Rev. Dr. Raphael Warnock had a powerful message for those issuing platitudes about the newly-deceased. Rep. John Lewis: Don’t “remember him and dismember” what he stood for.
July 18, 2020

Rev. Dr. Raphael Warnock had a powerful message for those issuing platitudes about the newly-deceased. Rep. John Lewis: Don’t “remember him and dismember” what he stood for.

Lewis, of course, has been on the front lines of civil rights activism since his youth (when he was beaten during the Civil Rights era) and through the Black Lives Matter demonstrations that erupted after the killing of George Floyd.

This morning, Joy Reid called out the lip service being paid to Lewis by Republicans such as Senate Majority Leader Mitch McConnell. There are “very lovely statements, written probably by staff,” Reid said pointedly, “lauding this man while they are also continuing to fight against voting rights.”

Warnock, who is a candidate for a Senate seat from Georgia and the senior pastor of the iconic Ebenezer Baptist Church, took it from there:

WARNOCK: I have to tell you, as pastor of the church, the spiritual home of Martin Luther King Jr., I've seen this year after year, time and time again. Every year during Dr. King's holiday, people stand up and offer pious platitudes to his memory. They try to remember him and dismember him at the same time.

You cannot honor John Lewis while at the same time standing in the way of voting rights. This was what his life was all about and so I know that there are folk who are talking about renaming the [Edmund Pettus] bridge and we ought to do that. He definitely deserves it.

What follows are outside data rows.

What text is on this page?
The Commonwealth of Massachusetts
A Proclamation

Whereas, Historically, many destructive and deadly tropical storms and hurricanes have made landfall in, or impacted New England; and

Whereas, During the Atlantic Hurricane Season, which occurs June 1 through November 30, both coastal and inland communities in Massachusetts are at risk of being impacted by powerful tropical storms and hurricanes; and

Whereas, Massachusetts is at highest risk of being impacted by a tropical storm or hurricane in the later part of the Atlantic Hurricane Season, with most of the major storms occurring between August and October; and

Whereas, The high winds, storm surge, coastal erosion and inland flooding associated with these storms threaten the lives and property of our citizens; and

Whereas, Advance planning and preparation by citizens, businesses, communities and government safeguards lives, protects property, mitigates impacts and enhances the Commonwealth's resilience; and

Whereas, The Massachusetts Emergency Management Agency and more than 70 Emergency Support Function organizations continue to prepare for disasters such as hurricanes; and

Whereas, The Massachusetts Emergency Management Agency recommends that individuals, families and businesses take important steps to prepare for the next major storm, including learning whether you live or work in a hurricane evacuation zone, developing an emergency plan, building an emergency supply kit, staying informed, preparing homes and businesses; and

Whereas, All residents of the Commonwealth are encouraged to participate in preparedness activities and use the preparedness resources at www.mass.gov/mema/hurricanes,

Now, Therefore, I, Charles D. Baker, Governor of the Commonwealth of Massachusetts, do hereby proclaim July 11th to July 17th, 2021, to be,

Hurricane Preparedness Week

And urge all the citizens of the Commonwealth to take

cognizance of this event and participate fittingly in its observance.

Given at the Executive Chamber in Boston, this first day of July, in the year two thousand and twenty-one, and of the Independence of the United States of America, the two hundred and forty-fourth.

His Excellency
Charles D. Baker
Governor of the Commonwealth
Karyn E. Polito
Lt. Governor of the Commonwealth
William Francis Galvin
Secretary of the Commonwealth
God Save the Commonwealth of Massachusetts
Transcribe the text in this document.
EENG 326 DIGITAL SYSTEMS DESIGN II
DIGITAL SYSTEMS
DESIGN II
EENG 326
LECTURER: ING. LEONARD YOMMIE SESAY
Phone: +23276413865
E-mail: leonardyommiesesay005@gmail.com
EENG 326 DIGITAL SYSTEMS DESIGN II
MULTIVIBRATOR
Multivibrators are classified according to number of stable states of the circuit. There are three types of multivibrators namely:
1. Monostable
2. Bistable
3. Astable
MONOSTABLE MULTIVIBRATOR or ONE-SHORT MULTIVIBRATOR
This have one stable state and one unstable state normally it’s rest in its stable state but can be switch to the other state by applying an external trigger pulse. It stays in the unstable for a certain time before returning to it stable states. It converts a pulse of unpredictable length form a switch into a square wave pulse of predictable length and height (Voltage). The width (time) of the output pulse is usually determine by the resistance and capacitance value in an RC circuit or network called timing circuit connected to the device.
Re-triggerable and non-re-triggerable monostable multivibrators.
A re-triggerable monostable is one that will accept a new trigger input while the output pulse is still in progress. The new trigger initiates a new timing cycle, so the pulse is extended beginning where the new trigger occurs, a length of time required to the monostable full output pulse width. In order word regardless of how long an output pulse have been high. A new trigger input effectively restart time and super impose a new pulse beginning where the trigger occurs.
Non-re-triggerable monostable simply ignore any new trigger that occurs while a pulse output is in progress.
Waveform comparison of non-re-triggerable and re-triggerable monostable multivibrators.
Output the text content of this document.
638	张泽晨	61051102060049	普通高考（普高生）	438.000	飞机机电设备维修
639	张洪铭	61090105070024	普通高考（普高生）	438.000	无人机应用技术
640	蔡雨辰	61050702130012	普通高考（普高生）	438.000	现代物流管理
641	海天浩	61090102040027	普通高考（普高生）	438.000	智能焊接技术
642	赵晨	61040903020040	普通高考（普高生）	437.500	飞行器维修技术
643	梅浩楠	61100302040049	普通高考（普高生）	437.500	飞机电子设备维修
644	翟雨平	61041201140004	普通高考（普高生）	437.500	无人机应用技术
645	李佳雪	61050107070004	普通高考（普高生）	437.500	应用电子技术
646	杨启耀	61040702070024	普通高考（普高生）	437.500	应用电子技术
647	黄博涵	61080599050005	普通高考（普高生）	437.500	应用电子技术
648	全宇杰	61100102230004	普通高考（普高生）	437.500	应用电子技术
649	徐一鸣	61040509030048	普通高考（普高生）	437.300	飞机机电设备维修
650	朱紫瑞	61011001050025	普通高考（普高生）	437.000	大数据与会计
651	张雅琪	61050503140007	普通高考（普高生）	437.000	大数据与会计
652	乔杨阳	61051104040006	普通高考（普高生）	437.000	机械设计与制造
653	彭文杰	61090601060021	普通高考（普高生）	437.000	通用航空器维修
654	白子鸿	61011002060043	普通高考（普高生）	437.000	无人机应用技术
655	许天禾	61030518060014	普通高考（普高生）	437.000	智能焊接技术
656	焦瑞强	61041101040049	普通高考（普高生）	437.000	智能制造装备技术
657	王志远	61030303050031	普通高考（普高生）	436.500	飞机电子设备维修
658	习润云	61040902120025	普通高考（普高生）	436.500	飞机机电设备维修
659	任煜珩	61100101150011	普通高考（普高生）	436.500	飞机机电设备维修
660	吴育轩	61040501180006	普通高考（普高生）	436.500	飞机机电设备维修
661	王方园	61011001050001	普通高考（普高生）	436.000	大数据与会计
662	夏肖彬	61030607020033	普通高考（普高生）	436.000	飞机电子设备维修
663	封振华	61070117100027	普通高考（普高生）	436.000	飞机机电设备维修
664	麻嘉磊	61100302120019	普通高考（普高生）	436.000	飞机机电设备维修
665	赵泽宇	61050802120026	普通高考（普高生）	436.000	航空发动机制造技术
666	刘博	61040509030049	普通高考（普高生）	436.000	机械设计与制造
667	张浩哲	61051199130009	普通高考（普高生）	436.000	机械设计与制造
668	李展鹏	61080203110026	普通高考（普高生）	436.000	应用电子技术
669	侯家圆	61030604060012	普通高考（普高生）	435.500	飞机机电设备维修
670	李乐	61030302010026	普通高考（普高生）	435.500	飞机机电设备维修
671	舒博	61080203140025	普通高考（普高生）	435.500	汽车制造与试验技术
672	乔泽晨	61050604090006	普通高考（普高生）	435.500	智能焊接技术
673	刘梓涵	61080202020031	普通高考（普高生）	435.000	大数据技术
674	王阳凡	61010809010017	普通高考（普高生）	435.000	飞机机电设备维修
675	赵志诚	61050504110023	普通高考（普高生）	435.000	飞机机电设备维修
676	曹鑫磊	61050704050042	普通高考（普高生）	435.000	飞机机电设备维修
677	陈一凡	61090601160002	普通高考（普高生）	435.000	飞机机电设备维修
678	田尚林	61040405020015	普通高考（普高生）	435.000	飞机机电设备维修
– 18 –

But I want us to think about how John Lewis would consider the issue. For him, it was never about him. It was about the cause. And so we would make a mistake if we renamed the bridge but kept -- but didn't do the things we need to do to protect voting rights. We ought to strengthen the Voting Rights Act and reauthorize it.

This used to be a bipartisan issue and sadly, John Lewis, the patron saint of voting rights, hailed from a state that is ground zero for voter suppression.

And so we've got to push against that in the coming months. We've got to fight for the integrity of our democracy with strength and vigor and commitment that he brought to the fight. That's the best way for us to honor john lewis.

I think another great way to honor Lewis would be to elect Rev. Warnock to the U.S. Senate.